Nach Informationen des Mediendienstleisters Kress prüfen die Gesellschafter des Zeitungsverlages Aachen aktuell einen Verkauf des Unternehmens. Im Zeitungsverlag Aachen erscheinen derzeit die beiden Tageszeitung Aachener Nachrichten und Aachener Zeitung sowie die Wochenzeitungen Super Sonntag und Super Mittwoch.
Zum Verkauf steht – laut Kress – der Anteil von 75,5 Prozent, der derzeit in der Hand der Aachener Verlagsgesellschaft ist. Dieser Gesellschaft gehören die Mitglieder der vier Gründerfamilien des Zeitungsverlages an. Die restlichen 24,5 Prozent sind im Besitz des Verlages Rheinische Post. Dieser hat – so die Informationen von Kress – ein Vorkaufsrecht auf die Anteile der Familienstämme.
Neben diesem Totalverkauf steht alternativ – so die Mutmaßungen – wohl auch der Einstieg eines Partners in die Aachener Verlagsgesellschaft zur Debatte.
Meinungsvielfalt in Aachen in Gefahr
Die GRÜNEN verfolgen die aktuellen Entwicklungen mit großer Besorgnis. Unabhängig davon, ob es nun zu einem Teil- oder Totalverkauf der Aachener Verlagsgesellschaft kommt, ist zu befürchten, dass mittel- oder langfristig der Druck einer der beiden Tageszeitungen eingestellt wird. Dies wäre für den Meinungspluralismus in Aachen eine schlechte Nachricht.

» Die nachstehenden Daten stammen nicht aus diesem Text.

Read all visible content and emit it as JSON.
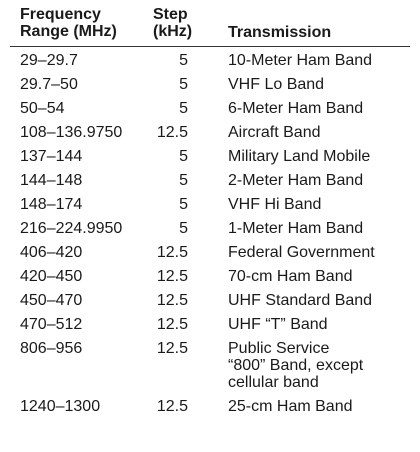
{
  "headers": {
    "frequency": "Frequency\nRange (MHz)",
    "step": "Step\n(kHz)",
    "transmission": "Transmission"
  },
  "rows": [
    {
      "frequency": "29–29.7",
      "step": "5",
      "transmission": "10-Meter Ham Band"
    },
    {
      "frequency": "29.7–50",
      "step": "5",
      "transmission": "VHF Lo Band"
    },
    {
      "frequency": "50–54",
      "step": "5",
      "transmission": "6-Meter Ham Band"
    },
    {
      "frequency": "108–136.9750",
      "step": "12.5",
      "transmission": "Aircraft Band"
    },
    {
      "frequency": "137–144",
      "step": "5",
      "transmission": "Military Land Mobile"
    },
    {
      "frequency": "144–148",
      "step": "5",
      "transmission": "2-Meter Ham Band"
    },
    {
      "frequency": "148–174",
      "step": "5",
      "transmission": "VHF Hi Band"
    },
    {
      "frequency": "216–224.9950",
      "step": "5",
      "transmission": "1-Meter Ham Band"
    },
    {
      "frequency": "406–420",
      "step": "12.5",
      "transmission": "Federal Government"
    },
    {
      "frequency": "420–450",
      "step": "12.5",
      "transmission": "70-cm Ham Band"
    },
    {
      "frequency": "450–470",
      "step": "12.5",
      "transmission": "UHF Standard Band"
    },
    {
      "frequency": "470–512",
      "step": "12.5",
      "transmission": "UHF “T” Band"
    },
    {
      "frequency": "806–956",
      "step": "12.5",
      "transmission": "Public Service\n“800” Band, except\ncellular band"
    },
    {
      "frequency": "1240–1300",
      "step": "12.5",
      "transmission": "25-cm Ham Band"
    }
  ]
}
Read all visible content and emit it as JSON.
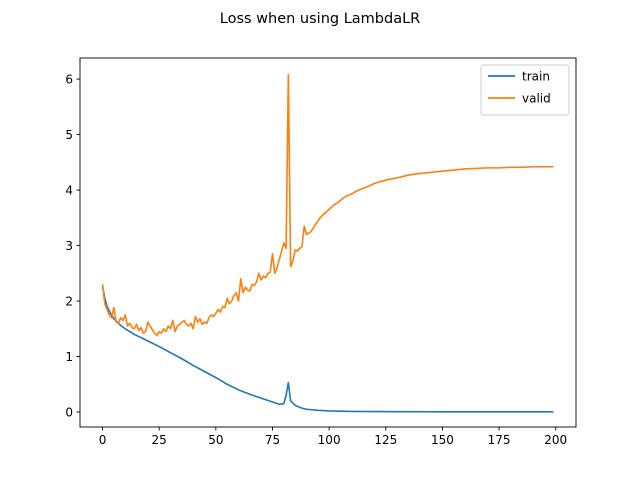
{
  "chart_data": {
    "type": "line",
    "title": "Loss when using LambdaLR",
    "xlabel": "",
    "ylabel": "",
    "xlim": [
      -9.95,
      208.95
    ],
    "ylim": [
      -0.27,
      6.38
    ],
    "grid": false,
    "legend_position": "top-right",
    "xticks": [
      0,
      25,
      50,
      75,
      100,
      125,
      150,
      175,
      200
    ],
    "yticks": [
      0,
      1,
      2,
      3,
      4,
      5,
      6
    ],
    "series": [
      {
        "name": "train",
        "color": "#1f77b4",
        "x": [
          0,
          1,
          2,
          3,
          4,
          5,
          6,
          7,
          8,
          10,
          12,
          14,
          16,
          18,
          20,
          25,
          30,
          35,
          40,
          45,
          50,
          55,
          60,
          65,
          70,
          75,
          78,
          80,
          81,
          82,
          83,
          85,
          88,
          90,
          95,
          100,
          105,
          110,
          120,
          130,
          140,
          150,
          160,
          170,
          180,
          190,
          199
        ],
        "y": [
          2.28,
          2.05,
          1.9,
          1.82,
          1.75,
          1.68,
          1.64,
          1.6,
          1.56,
          1.5,
          1.45,
          1.4,
          1.36,
          1.32,
          1.28,
          1.18,
          1.07,
          0.96,
          0.84,
          0.73,
          0.62,
          0.5,
          0.4,
          0.32,
          0.25,
          0.18,
          0.14,
          0.15,
          0.3,
          0.53,
          0.2,
          0.12,
          0.07,
          0.05,
          0.03,
          0.02,
          0.015,
          0.01,
          0.008,
          0.006,
          0.005,
          0.004,
          0.004,
          0.003,
          0.003,
          0.003,
          0.003
        ]
      },
      {
        "name": "valid",
        "color": "#ff7f0e",
        "x": [
          0,
          1,
          2,
          3,
          4,
          5,
          6,
          7,
          8,
          9,
          10,
          11,
          12,
          13,
          14,
          15,
          16,
          17,
          18,
          19,
          20,
          21,
          22,
          23,
          24,
          25,
          26,
          27,
          28,
          29,
          30,
          31,
          32,
          33,
          34,
          35,
          36,
          37,
          38,
          39,
          40,
          41,
          42,
          43,
          44,
          45,
          46,
          47,
          48,
          49,
          50,
          51,
          52,
          53,
          54,
          55,
          56,
          57,
          58,
          59,
          60,
          61,
          62,
          63,
          64,
          65,
          66,
          67,
          68,
          69,
          70,
          71,
          72,
          73,
          74,
          75,
          76,
          77,
          78,
          79,
          80,
          81,
          82,
          83,
          84,
          85,
          86,
          87,
          88,
          89,
          90,
          92,
          94,
          96,
          98,
          100,
          102,
          104,
          106,
          108,
          110,
          112,
          115,
          118,
          120,
          125,
          130,
          135,
          140,
          145,
          150,
          155,
          160,
          165,
          170,
          175,
          180,
          185,
          190,
          195,
          199
        ],
        "y": [
          2.3,
          1.95,
          1.85,
          1.75,
          1.7,
          1.88,
          1.62,
          1.6,
          1.7,
          1.65,
          1.75,
          1.55,
          1.6,
          1.52,
          1.5,
          1.58,
          1.47,
          1.52,
          1.42,
          1.45,
          1.62,
          1.55,
          1.48,
          1.42,
          1.38,
          1.45,
          1.42,
          1.5,
          1.45,
          1.55,
          1.5,
          1.65,
          1.45,
          1.55,
          1.58,
          1.62,
          1.65,
          1.58,
          1.55,
          1.6,
          1.5,
          1.72,
          1.62,
          1.68,
          1.58,
          1.62,
          1.6,
          1.7,
          1.75,
          1.72,
          1.78,
          1.85,
          1.8,
          1.9,
          1.88,
          2.05,
          1.95,
          2.0,
          2.1,
          2.15,
          2.0,
          2.4,
          2.15,
          2.25,
          2.2,
          2.18,
          2.3,
          2.28,
          2.35,
          2.5,
          2.38,
          2.45,
          2.42,
          2.5,
          2.52,
          2.85,
          2.5,
          2.6,
          2.75,
          2.9,
          3.05,
          2.95,
          6.08,
          2.62,
          2.72,
          2.92,
          2.9,
          2.95,
          2.98,
          3.35,
          3.2,
          3.25,
          3.38,
          3.5,
          3.58,
          3.65,
          3.73,
          3.78,
          3.85,
          3.9,
          3.93,
          3.98,
          4.03,
          4.08,
          4.12,
          4.18,
          4.22,
          4.27,
          4.3,
          4.32,
          4.34,
          4.36,
          4.38,
          4.39,
          4.4,
          4.4,
          4.41,
          4.41,
          4.42,
          4.42,
          4.42
        ]
      }
    ]
  }
}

Das bisherige Nebeneinander von zwei Tageszeitungen, die tendenziell eine unterschiedliche politische Ausrichtung haben, garantiert den Aachener Bürgern eine ausgewogene politische Berichterstattung. Zudem werden wohl nicht alle Leser bei Einstellung einer Zeitung in Konsequenz zu Lesern der verbleibenden Zeitung, so dass sich insgesamt der Kreis der Zeitungsleserschaft verkleinern und die politische Informiertheit der Bürgerinnen und Bürger abnehmen wird. Die Existenz zweier Tageszeitungen ist für Aachen von großer Wichtigkeit.